Build a stack, not a single purchase. A realistic 2026 setup is a church management system for operations plus a relational care layer for connection and shepherding. If the ChMS is Planning Center, the two connect through the built-in integration. If it is anything else, the people import by CSV and the two still run together. The point is not to crown a winner. It is to stop asking one tool to do a job it was never designed for.
About the author
Michael Tribett is the founder of FlockConnect, a Church Relationship Manager built to help pastors see who is connected and who is drifting. He holds a Master of Divinity in Christian Ministry from Southeastern Baptist Theological Seminary, where he focused on missions and discipleship, and he serves as a small group leader at his church in the Raleigh, North Carolina area. FlockConnect is an official Planning Center partner.
Frequently asked questions
Is FlockConnect a replacement for church management software? No. FlockConnect is a Church Relationship Manager that complements a ChMS. It does not run giving, events, check-in, scheduling, or mass communication. Those belong to a church management system, which a church still needs. FlockConnect adds the relational layer on top: a per-person view of connection and isolation, a pastoral interaction log, and team-shared care.
What is the difference between a ChRM and a ChMS? A ChMS, or church management system, handles operations: records, giving, attendance, registrations, scheduling, and communication. A ChRM, or Church Relationship Manager, handles the relational layer: who is connected, who looks isolated, and what the next caring step is. One answers what happened. The other helps a pastor see who is slipping. They work best together.
Does FlockConnect integrate with Planning Center? Yes.
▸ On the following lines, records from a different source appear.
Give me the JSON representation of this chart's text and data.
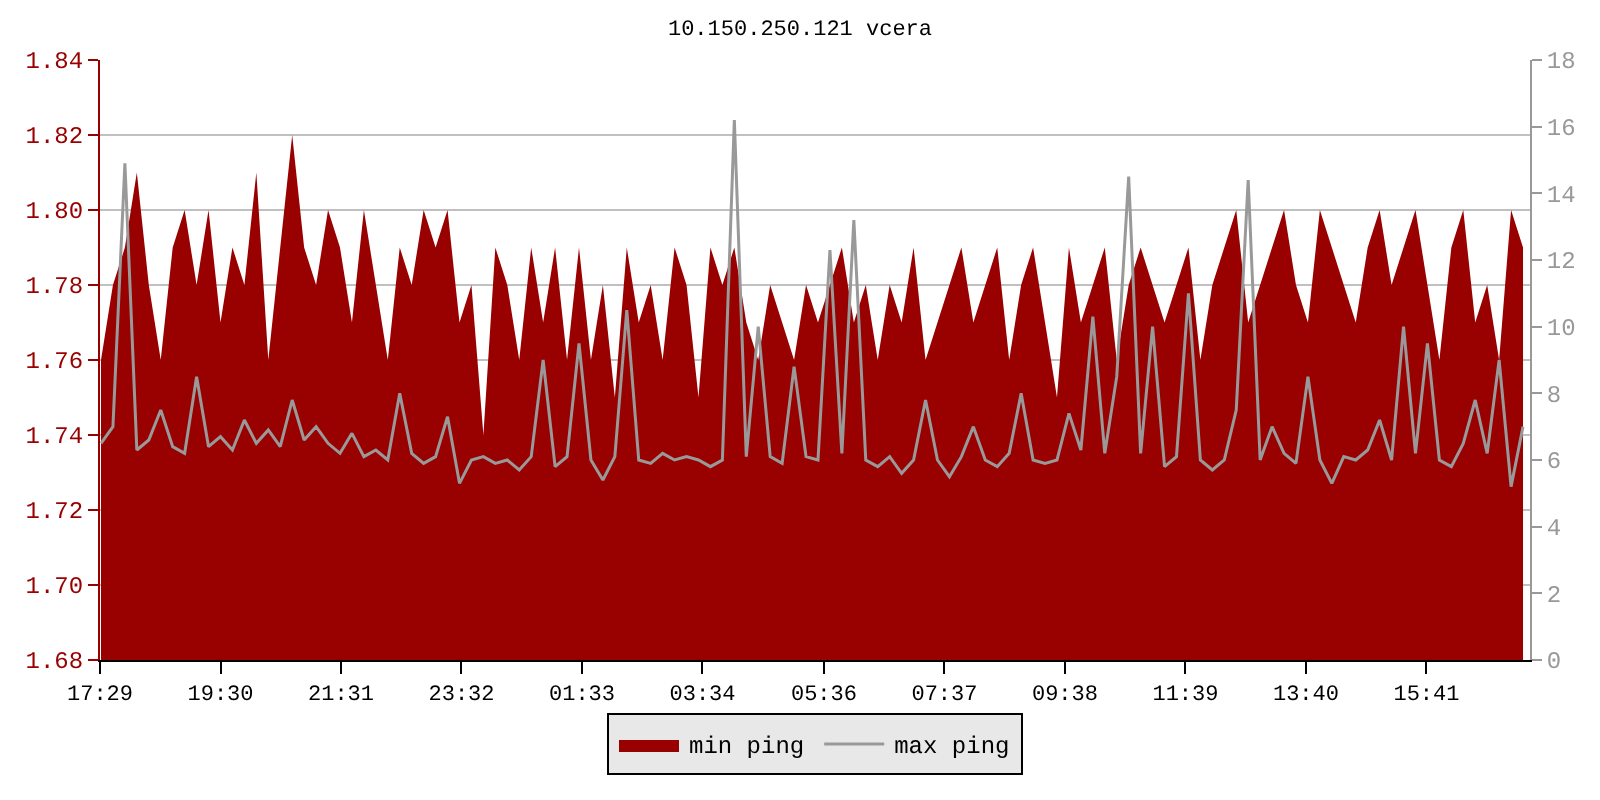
{
  "chart_data": {
    "type": "area",
    "title": "10.150.250.121 vcera",
    "x": [
      "--01-01T17:30",
      "--01-01T17:42",
      "--01-01T17:54",
      "--01-01T18:06",
      "--01-01T18:18",
      "--01-01T18:30",
      "--01-01T18:42",
      "--01-01T18:54",
      "--01-01T19:06",
      "--01-01T19:18",
      "--01-01T19:30",
      "--01-01T19:42",
      "--01-01T19:54",
      "--01-01T20:06",
      "--01-01T20:18",
      "--01-01T20:30",
      "--01-01T20:42",
      "--01-01T20:54",
      "--01-01T21:06",
      "--01-01T21:18",
      "--01-01T21:30",
      "--01-01T21:42",
      "--01-01T21:54",
      "--01-01T22:06",
      "--01-01T22:18",
      "--01-01T22:30",
      "--01-01T22:42",
      "--01-01T22:54",
      "--01-01T23:06",
      "--01-01T23:18",
      "--01-01T23:30",
      "--01-01T23:42",
      "--01-01T23:54",
      "--01-02T00:06",
      "--01-02T00:18",
      "--01-02T00:30",
      "--01-02T00:42",
      "--01-02T00:54",
      "--01-02T01:06",
      "--01-02T01:18",
      "--01-02T01:30",
      "--01-02T01:42",
      "--01-02T01:54",
      "--01-02T02:06",
      "--01-02T02:18",
      "--01-02T02:30",
      "--01-02T02:42",
      "--01-02T02:54",
      "--01-02T03:06",
      "--01-02T03:18",
      "--01-02T03:30",
      "--01-02T03:42",
      "--01-02T03:54",
      "--01-02T04:06",
      "--01-02T04:18",
      "--01-02T04:30",
      "--01-02T04:42",
      "--01-02T04:54",
      "--01-02T05:06",
      "--01-02T05:18",
      "--01-02T05:30",
      "--01-02T05:42",
      "--01-02T05:54",
      "--01-02T06:06",
      "--01-02T06:18",
      "--01-02T06:30",
      "--01-02T06:42",
      "--01-02T06:54",
      "--01-02T07:06",
      "--01-02T07:18",
      "--01-02T07:30",
      "--01-02T07:42",
      "--01-02T07:54",
      "--01-02T08:06",
      "--01-02T08:18",
      "--01-02T08:30",
      "--01-02T08:42",
      "--01-02T08:54",
      "--01-02T09:06",
      "--01-02T09:18",
      "--01-02T09:30",
      "--01-02T09:42",
      "--01-02T09:54",
      "--01-02T10:06",
      "--01-02T10:18",
      "--01-02T10:30",
      "--01-02T10:42",
      "--01-02T10:54",
      "--01-02T11:06",
      "--01-02T11:18",
      "--01-02T11:30",
      "--01-02T11:42",
      "--01-02T11:54",
      "--01-02T12:06",
      "--01-02T12:18",
      "--01-02T12:30",
      "--01-02T12:42",
      "--01-02T12:54",
      "--01-02T13:06",
      "--01-02T13:18",
      "--01-02T13:30",
      "--01-02T13:42",
      "--01-02T13:54",
      "--01-02T14:06",
      "--01-02T14:18",
      "--01-02T14:30",
      "--01-02T14:42",
      "--01-02T14:54",
      "--01-02T15:06",
      "--01-02T15:18",
      "--01-02T15:30",
      "--01-02T15:42",
      "--01-02T15:54",
      "--01-02T16:06",
      "--01-02T16:18",
      "--01-02T16:30",
      "--01-02T16:42",
      "--01-02T16:54",
      "--01-02T17:06",
      "--01-02T17:18"
    ],
    "series": [
      {
        "name": "min ping",
        "color": "#990000",
        "values": [
          1.76,
          1.78,
          1.79,
          1.81,
          1.78,
          1.76,
          1.79,
          1.8,
          1.78,
          1.8,
          1.77,
          1.79,
          1.78,
          1.81,
          1.76,
          1.79,
          1.82,
          1.79,
          1.78,
          1.8,
          1.79,
          1.77,
          1.8,
          1.78,
          1.76,
          1.79,
          1.78,
          1.8,
          1.79,
          1.8,
          1.77,
          1.78,
          1.74,
          1.79,
          1.78,
          1.76,
          1.79,
          1.77,
          1.79,
          1.76,
          1.79,
          1.76,
          1.78,
          1.75,
          1.79,
          1.77,
          1.78,
          1.76,
          1.79,
          1.78,
          1.75,
          1.79,
          1.78,
          1.79,
          1.77,
          1.76,
          1.78,
          1.77,
          1.76,
          1.78,
          1.77,
          1.78,
          1.79,
          1.77,
          1.78,
          1.76,
          1.78,
          1.77,
          1.79,
          1.76,
          1.77,
          1.78,
          1.79,
          1.77,
          1.78,
          1.79,
          1.76,
          1.78,
          1.79,
          1.77,
          1.75,
          1.79,
          1.77,
          1.78,
          1.79,
          1.76,
          1.78,
          1.79,
          1.78,
          1.77,
          1.78,
          1.79,
          1.76,
          1.78,
          1.79,
          1.8,
          1.77,
          1.78,
          1.79,
          1.8,
          1.78,
          1.77,
          1.8,
          1.79,
          1.78,
          1.77,
          1.79,
          1.8,
          1.78,
          1.79,
          1.8,
          1.78,
          1.76,
          1.79,
          1.8,
          1.77,
          1.78,
          1.76,
          1.8,
          1.79
        ]
      },
      {
        "name": "max ping",
        "type": "line",
        "axis": "y2",
        "color": "#999999",
        "values": [
          6.5,
          7.0,
          14.9,
          6.3,
          6.6,
          7.5,
          6.4,
          6.2,
          8.5,
          6.4,
          6.7,
          6.3,
          7.2,
          6.5,
          6.9,
          6.4,
          7.8,
          6.6,
          7.0,
          6.5,
          6.2,
          6.8,
          6.1,
          6.3,
          6.0,
          8.0,
          6.2,
          5.9,
          6.1,
          7.3,
          5.3,
          6.0,
          6.1,
          5.9,
          6.0,
          5.7,
          6.1,
          9.0,
          5.8,
          6.1,
          9.5,
          6.0,
          5.4,
          6.1,
          10.5,
          6.0,
          5.9,
          6.2,
          6.0,
          6.1,
          6.0,
          5.8,
          6.0,
          16.2,
          6.1,
          10.0,
          6.1,
          5.9,
          8.8,
          6.1,
          6.0,
          12.3,
          6.2,
          13.2,
          6.0,
          5.8,
          6.1,
          5.6,
          6.0,
          7.8,
          6.0,
          5.5,
          6.1,
          7.0,
          6.0,
          5.8,
          6.2,
          8.0,
          6.0,
          5.9,
          6.0,
          7.4,
          6.3,
          10.3,
          6.2,
          8.5,
          14.5,
          6.2,
          10.0,
          5.8,
          6.1,
          11.0,
          6.0,
          5.7,
          6.0,
          7.5,
          14.4,
          6.0,
          7.0,
          6.2,
          5.9,
          8.5,
          6.0,
          5.3,
          6.1,
          6.0,
          6.3,
          7.2,
          6.0,
          10.0,
          6.2,
          9.5,
          6.0,
          5.8,
          6.5,
          7.8,
          6.2,
          9.0,
          5.2,
          7.0
        ]
      }
    ],
    "xlim": [
      "--01-01T17:29",
      "--01-02T17:25"
    ],
    "xticks": [
      {
        "value": "--01-01T17:29",
        "label": "17:29"
      },
      {
        "value": "--01-01T19:30",
        "label": "19:30"
      },
      {
        "value": "--01-01T21:31",
        "label": "21:31"
      },
      {
        "value": "--01-01T23:32",
        "label": "23:32"
      },
      {
        "value": "--01-02T01:33",
        "label": "01:33"
      },
      {
        "value": "--01-02T03:34",
        "label": "03:34"
      },
      {
        "value": "--01-02T05:36",
        "label": "05:36"
      },
      {
        "value": "--01-02T07:37",
        "label": "07:37"
      },
      {
        "value": "--01-02T09:38",
        "label": "09:38"
      },
      {
        "value": "--01-02T11:39",
        "label": "11:39"
      },
      {
        "value": "--01-02T13:40",
        "label": "13:40"
      },
      {
        "value": "--01-02T15:41",
        "label": "15:41"
      }
    ],
    "ylim": [
      1.68,
      1.84
    ],
    "yticks": [
      {
        "value": 1.68,
        "label": "1.68"
      },
      {
        "value": 1.7,
        "label": "1.70"
      },
      {
        "value": 1.72,
        "label": "1.72"
      },
      {
        "value": 1.74,
        "label": "1.74"
      },
      {
        "value": 1.76,
        "label": "1.76"
      },
      {
        "value": 1.78,
        "label": "1.78"
      },
      {
        "value": 1.8,
        "label": "1.80"
      },
      {
        "value": 1.82,
        "label": "1.82"
      },
      {
        "value": 1.84,
        "label": "1.84"
      }
    ],
    "y2lim": [
      0,
      18
    ],
    "y2ticks": [
      0,
      2,
      4,
      6,
      8,
      10,
      12,
      14,
      16,
      18
    ],
    "grid": "y",
    "legend": "bottom"
  }
}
FlockConnect offers a built-in Planning Center integration with OAuth connect, People import, and a reviewed, opt-in sync, and it runs alongside the operations platform. Planning Center is FlockConnect's official integration partner.
Does FlockConnect connect to Breeze or Subsplash? A church on Breeze or Subsplash brings its people into FlockConnect by CSV import, then runs the two side by side. Planning Center is the only system FlockConnect integrates with without CSV. Every other system connects by CSV.
Which church management software is best for a small church? For a smaller congregation that wants one simple system, a flat-rate platform like Breeze is a common pick, and Planning Center's free People tier is a strong option for basic database needs. The right answer depends on what operations matter most, so compare current pricing and features with each vendor.
Does FlockConnect automatically detect who is leaving? FlockConnect surfaces who looks isolated or is drifting so a pastor can decide what it means. It does not act on its own: it never sends alerts, writes to records, or takes any action without a person approving it. The view draws on the church's own signals, and a pastor decides what to do with it. Collie can flag who looks like they are slipping and draft a note or a next step, but a person reviews and approves every action.
Do I have to choose between a ChMS and FlockConnect? No. The recommended setup is both. A church management system handles operations and a relational care layer handles shepherding. They are different categories solving different problems, and most churches that use FlockConnect keep the ChMS they already have.
Why not just use the notes field in my ChMS? A notes field is a fair starting point, and for a very small church it may be enough. What it misses is the cross-member view and the prompt to act. A note sits on one profile, passive, until someone remembers to look. A relational layer pulls those signals together so the people drifting out of view become visible again.